A polissemia consiste na variedade de significações de uma palavra. Entre os inúmeros sentidos de “coroa”, por exemplo, estão o de 1) objeto que os reis portavam (ou portam) na cabeça para indicar soberania e nobreza; 2) parte do dente revestida de esmalte; 3) mulher de idade avançada.   

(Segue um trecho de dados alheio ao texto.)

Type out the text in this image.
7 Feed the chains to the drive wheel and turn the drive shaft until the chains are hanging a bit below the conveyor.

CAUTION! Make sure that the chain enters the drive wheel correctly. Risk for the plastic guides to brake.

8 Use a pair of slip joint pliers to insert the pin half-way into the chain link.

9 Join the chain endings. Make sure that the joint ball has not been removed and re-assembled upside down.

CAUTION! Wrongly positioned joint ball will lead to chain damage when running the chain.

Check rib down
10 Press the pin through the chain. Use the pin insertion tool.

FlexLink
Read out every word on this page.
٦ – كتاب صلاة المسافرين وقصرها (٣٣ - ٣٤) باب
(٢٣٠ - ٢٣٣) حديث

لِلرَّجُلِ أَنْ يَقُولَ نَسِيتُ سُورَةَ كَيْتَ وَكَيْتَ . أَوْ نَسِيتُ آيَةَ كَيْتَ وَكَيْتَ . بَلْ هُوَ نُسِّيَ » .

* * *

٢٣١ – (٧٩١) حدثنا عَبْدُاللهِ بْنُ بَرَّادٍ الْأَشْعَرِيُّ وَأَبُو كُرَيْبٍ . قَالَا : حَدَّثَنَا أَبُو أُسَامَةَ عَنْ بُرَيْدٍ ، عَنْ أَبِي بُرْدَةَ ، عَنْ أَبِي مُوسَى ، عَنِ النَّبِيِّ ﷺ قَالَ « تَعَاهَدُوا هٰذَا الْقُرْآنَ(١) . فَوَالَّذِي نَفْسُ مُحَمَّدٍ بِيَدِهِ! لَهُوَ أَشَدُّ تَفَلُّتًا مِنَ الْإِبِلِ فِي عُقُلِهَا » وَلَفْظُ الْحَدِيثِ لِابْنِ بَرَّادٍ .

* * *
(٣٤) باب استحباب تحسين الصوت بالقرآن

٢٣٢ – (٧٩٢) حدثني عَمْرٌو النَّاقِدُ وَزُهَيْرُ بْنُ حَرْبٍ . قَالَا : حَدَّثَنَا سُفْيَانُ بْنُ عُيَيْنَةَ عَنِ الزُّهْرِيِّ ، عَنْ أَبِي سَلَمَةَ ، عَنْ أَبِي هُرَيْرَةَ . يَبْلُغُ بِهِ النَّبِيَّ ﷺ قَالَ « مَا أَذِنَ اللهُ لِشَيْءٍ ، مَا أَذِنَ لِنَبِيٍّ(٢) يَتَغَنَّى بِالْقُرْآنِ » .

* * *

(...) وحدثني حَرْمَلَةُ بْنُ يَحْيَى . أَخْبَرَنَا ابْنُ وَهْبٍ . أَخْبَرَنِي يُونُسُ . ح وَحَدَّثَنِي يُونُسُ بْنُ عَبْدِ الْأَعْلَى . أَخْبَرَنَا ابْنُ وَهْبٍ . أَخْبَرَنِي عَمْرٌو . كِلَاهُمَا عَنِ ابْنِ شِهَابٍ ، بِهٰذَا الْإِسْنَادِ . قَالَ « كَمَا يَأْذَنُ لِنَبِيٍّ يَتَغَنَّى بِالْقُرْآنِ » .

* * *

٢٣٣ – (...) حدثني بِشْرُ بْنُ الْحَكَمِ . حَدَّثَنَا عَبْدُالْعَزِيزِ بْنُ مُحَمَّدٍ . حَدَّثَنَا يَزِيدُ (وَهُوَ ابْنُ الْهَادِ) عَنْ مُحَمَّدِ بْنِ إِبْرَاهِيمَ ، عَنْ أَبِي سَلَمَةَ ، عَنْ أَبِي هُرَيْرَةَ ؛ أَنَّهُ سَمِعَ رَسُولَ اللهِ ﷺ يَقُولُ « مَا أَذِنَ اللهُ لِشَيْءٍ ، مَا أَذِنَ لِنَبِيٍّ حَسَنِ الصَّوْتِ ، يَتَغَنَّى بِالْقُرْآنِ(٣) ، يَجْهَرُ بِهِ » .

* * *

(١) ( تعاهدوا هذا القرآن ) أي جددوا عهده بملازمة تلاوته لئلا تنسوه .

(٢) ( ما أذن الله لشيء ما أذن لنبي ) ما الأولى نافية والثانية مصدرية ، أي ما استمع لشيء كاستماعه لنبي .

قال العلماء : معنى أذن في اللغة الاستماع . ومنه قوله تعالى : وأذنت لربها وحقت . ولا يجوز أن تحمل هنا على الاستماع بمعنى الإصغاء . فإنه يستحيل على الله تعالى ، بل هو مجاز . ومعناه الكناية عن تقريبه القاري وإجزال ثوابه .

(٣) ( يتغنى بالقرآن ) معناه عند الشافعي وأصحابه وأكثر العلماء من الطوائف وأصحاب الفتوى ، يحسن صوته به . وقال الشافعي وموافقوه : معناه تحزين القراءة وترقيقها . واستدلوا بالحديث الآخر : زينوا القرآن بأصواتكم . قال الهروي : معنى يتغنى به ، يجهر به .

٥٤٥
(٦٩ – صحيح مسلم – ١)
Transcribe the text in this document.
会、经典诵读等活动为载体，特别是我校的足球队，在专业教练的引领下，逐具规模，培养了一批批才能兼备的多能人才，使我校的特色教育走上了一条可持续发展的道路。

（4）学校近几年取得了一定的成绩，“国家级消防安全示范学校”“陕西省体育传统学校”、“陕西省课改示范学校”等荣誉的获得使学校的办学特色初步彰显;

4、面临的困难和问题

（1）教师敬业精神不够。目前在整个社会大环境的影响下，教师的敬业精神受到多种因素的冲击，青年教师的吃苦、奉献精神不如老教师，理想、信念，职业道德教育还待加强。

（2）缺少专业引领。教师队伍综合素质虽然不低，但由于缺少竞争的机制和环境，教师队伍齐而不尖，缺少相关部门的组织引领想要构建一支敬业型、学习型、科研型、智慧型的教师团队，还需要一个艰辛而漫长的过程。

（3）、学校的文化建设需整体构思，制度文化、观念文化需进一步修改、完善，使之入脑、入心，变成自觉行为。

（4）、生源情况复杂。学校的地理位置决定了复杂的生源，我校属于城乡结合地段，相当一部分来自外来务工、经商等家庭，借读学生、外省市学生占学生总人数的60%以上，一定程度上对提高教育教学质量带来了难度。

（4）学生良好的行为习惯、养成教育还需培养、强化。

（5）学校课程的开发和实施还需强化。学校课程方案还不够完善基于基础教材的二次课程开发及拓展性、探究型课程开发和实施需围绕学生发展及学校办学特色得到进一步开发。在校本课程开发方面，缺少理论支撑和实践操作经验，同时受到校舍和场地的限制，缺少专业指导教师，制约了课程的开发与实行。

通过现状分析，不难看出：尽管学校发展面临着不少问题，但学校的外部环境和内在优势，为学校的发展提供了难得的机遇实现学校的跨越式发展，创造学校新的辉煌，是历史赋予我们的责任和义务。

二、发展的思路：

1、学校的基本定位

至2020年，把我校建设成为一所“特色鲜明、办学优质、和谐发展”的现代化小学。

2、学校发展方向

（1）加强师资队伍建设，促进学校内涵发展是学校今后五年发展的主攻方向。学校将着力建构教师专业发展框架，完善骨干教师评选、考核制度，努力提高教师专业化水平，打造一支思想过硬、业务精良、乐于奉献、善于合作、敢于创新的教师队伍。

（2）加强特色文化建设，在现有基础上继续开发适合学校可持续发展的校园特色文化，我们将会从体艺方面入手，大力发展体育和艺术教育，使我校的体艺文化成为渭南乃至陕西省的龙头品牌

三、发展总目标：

A homonímia é a coincidência de forma entre palavras devido, em grande parte, a mudanças fonéticas. Como têm origens distintas, os homônimos pertencem na grande maioria das vezes a classes gramaticais diferentes. Por exemplo: “venda”, substantivo que designa a faixa de pano com que se cobrem os olhos, é homônimo de “venda”, 1ª ou 3ª pessoa do verbo “vender”.
São também homônimos “pata”, feminino de pato, e “pata”, “cada um dos apêndices do animal usado para sustentação e locomoção” (Houaiss).  A origem de “pato” é presumivelmente onomatopaica, ou seja, deveu-se à tentativa de imitar determinado som – no caso, o grasnar dessa ave (o povo parece que gosta de fazer onomatopeias com as consoantes “p” e “t”; veja o caso de “patati” - “patatá”). O curioso é que o homônimo desse vocábulo que representa o aparelho locomotor também tem origem onomatopaica; nasceu do propósito de imitar “o ruído do animal em marcha”.